Una vez finalizadas las preguntas nos dijo que eran 400 euros, tomó el dinero y lo empezó a contar en la mesa en voz alta, 100, 200, 300, 400... como si fuera el precio que habíamos pagado en el mercado de ganados por cuatro tostones que van a ir al matadero. Después de haberse guardado el dinero, me preguntó si estaba convencida. Yo respondí sí, pero por supuesto no lo estaba pero ya lo había decidido (por mi pareja y por salvar su pellejo socialmente estoy pagando un precio que yo no quería pagar).

Después pasé al despacho del psiquiatra, ya sola sin mi pareja. Yo pensaba: quizá no cumplo los requisitos legales y me dicen que no. Tonta de mí, allí el señor tenía un folio totalmente escrito ya, y debajo de ese otros tantos iguales y con un espacio en la parte de arriba donde escribió cuatro tonterías que me preguntó, como que si había dormido mal esos días que si había llorado y otras tontería más, por supuesto no había dormido y había llorado, pero eso pasa en la mayoría de los embarazos porque el cuerpo está en una situación que descontrola el ánimo y demás.
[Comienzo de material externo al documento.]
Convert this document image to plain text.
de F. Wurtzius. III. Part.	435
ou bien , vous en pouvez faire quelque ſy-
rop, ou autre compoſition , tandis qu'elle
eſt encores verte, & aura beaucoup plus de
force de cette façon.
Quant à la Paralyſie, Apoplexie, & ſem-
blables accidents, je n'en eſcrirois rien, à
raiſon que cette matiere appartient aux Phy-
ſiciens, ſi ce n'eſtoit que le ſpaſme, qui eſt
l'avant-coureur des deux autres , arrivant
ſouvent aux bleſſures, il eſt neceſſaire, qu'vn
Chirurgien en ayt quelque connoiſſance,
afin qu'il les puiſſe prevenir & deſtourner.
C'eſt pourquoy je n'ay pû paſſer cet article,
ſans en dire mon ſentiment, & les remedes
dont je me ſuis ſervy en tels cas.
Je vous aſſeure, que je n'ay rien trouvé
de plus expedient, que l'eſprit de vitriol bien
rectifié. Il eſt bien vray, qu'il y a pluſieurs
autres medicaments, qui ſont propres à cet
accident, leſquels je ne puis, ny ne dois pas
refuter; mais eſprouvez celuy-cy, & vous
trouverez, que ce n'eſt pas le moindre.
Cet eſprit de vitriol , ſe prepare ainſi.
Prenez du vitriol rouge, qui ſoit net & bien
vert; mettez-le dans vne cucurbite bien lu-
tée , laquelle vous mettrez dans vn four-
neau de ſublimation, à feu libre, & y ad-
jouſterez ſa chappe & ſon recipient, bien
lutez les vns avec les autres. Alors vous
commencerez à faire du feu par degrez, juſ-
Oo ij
De allí pasé a otro despacho donde apareció un médico que me hizo una ecografía, me puso una inyección y me tomó la tensión prácticamente sin mediar palabra y sin mirarme siquiera. Sí me preguntó que si era alérgica a algo y poco más, pero vamos nada para poder saber si la anestesia que me iban a poner después me iba a matar o no, y me dio el papel del consentimiento para que lo firmara y porque me puse a leerlo detalladamente me miró hasta mal. Total que lo leí por encima en unos segundos y ala... al servicio y a ponerte la bata y las calzas y al quirófano. Allí entró el médico, con una chica de prácticas y otro hombre que era el que me acompañó al quirófano y que es el que ayudaba, y sí me pusieron la anestesia pero aún así me dolió muchísimo pero aparte del dolor físico el dolor moral, y el horror del ruido de los instrumentos como en una carnicería, la goma esa del aspirador, total un horror, en medio de todo esto yo me quejaba discretamente y les decía que me encontraba mal, pero simplemente me daban conversación del tiempo y de la crisis y nada más.
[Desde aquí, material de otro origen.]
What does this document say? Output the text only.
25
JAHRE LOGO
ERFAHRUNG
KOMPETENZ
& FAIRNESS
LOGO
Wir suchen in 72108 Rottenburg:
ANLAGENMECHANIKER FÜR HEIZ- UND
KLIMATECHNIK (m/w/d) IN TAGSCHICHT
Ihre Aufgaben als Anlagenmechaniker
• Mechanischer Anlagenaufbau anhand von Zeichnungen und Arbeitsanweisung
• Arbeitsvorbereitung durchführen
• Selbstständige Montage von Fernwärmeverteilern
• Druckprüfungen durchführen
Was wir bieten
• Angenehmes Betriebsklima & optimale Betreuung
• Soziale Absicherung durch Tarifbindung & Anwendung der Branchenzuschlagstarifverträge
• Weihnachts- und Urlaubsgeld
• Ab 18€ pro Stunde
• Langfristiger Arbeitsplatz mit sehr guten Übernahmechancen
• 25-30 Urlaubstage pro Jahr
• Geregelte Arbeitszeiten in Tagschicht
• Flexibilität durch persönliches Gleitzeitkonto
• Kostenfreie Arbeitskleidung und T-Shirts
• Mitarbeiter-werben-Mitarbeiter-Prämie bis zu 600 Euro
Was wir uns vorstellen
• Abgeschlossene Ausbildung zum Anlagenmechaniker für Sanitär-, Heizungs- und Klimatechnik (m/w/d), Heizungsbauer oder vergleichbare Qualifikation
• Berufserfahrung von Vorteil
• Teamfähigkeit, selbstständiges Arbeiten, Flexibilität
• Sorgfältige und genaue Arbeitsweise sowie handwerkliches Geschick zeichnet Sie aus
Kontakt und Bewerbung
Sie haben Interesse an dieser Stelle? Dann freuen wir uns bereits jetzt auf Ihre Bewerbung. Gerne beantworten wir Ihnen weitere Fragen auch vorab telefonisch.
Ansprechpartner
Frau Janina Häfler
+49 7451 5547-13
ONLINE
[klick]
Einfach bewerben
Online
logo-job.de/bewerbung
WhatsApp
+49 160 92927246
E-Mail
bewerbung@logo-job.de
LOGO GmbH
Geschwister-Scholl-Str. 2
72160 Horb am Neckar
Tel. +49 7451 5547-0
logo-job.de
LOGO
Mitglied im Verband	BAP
Cuando acabaron y me levanté de esa mesa maldita querían que ya me vistiese y me saliese pero yo me encontraba mal y entonces me llevaron a una habitación con varias camas, allí me dejaron con una palangana como compañía porque les dije que tenía ganas de vomitar y punto final. Al rato volvieron, me vestí, fui a otro despacho donde me dieron un tratamiento y un supuesto informe para que fuese a revisarme a un ginecólogo en una semana.
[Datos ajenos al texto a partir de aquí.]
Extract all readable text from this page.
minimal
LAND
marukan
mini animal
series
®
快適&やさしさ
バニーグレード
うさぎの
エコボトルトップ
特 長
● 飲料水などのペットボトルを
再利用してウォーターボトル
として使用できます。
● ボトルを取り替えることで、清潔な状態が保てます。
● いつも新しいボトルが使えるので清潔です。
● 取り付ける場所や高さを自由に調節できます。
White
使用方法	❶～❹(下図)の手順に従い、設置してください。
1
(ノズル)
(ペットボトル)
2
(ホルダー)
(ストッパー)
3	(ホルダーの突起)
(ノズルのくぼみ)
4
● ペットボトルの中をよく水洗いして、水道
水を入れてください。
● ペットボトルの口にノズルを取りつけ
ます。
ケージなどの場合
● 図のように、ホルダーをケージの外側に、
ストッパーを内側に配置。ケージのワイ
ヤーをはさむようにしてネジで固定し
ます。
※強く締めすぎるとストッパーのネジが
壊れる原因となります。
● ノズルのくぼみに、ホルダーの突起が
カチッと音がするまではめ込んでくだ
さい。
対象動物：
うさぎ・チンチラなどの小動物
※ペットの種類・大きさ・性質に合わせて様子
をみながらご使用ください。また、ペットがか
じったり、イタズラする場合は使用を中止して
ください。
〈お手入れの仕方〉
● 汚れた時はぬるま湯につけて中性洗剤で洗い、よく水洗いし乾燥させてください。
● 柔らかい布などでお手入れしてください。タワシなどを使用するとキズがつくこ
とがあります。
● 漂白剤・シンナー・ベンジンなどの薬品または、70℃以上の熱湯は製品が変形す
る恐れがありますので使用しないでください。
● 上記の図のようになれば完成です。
Conclusión: las clínicas pasan de las mujeres que acuden allí, solo quieren recaudar y les importa muy poco todo. Salí de allí desolada, mi pareja me pidió perdón una y mil veces pero mi hija ya no estaba, yo estaba vacía y simplemente le dije “espero que esto te sirva de algo”. Yo no sé de lo que le va a servir a él porque la relación se tambalea seriamente y no sé si voy a seguir con él, pero a mí me ha servido para saber que he cometido el error más grande de mi vida, que yo me sentía llena y ahora estoy vacía, y por esto he querido trasmitir mi experiencia para evitar que otras madres antes de tomar esa decisión lo piensen, lo valoren y se dejen ayudar y asesorar ANTES. Y no pasar por las pesadillas de después, la sensación de fracaso, de que la vida te va a castigar por haber hecho esto.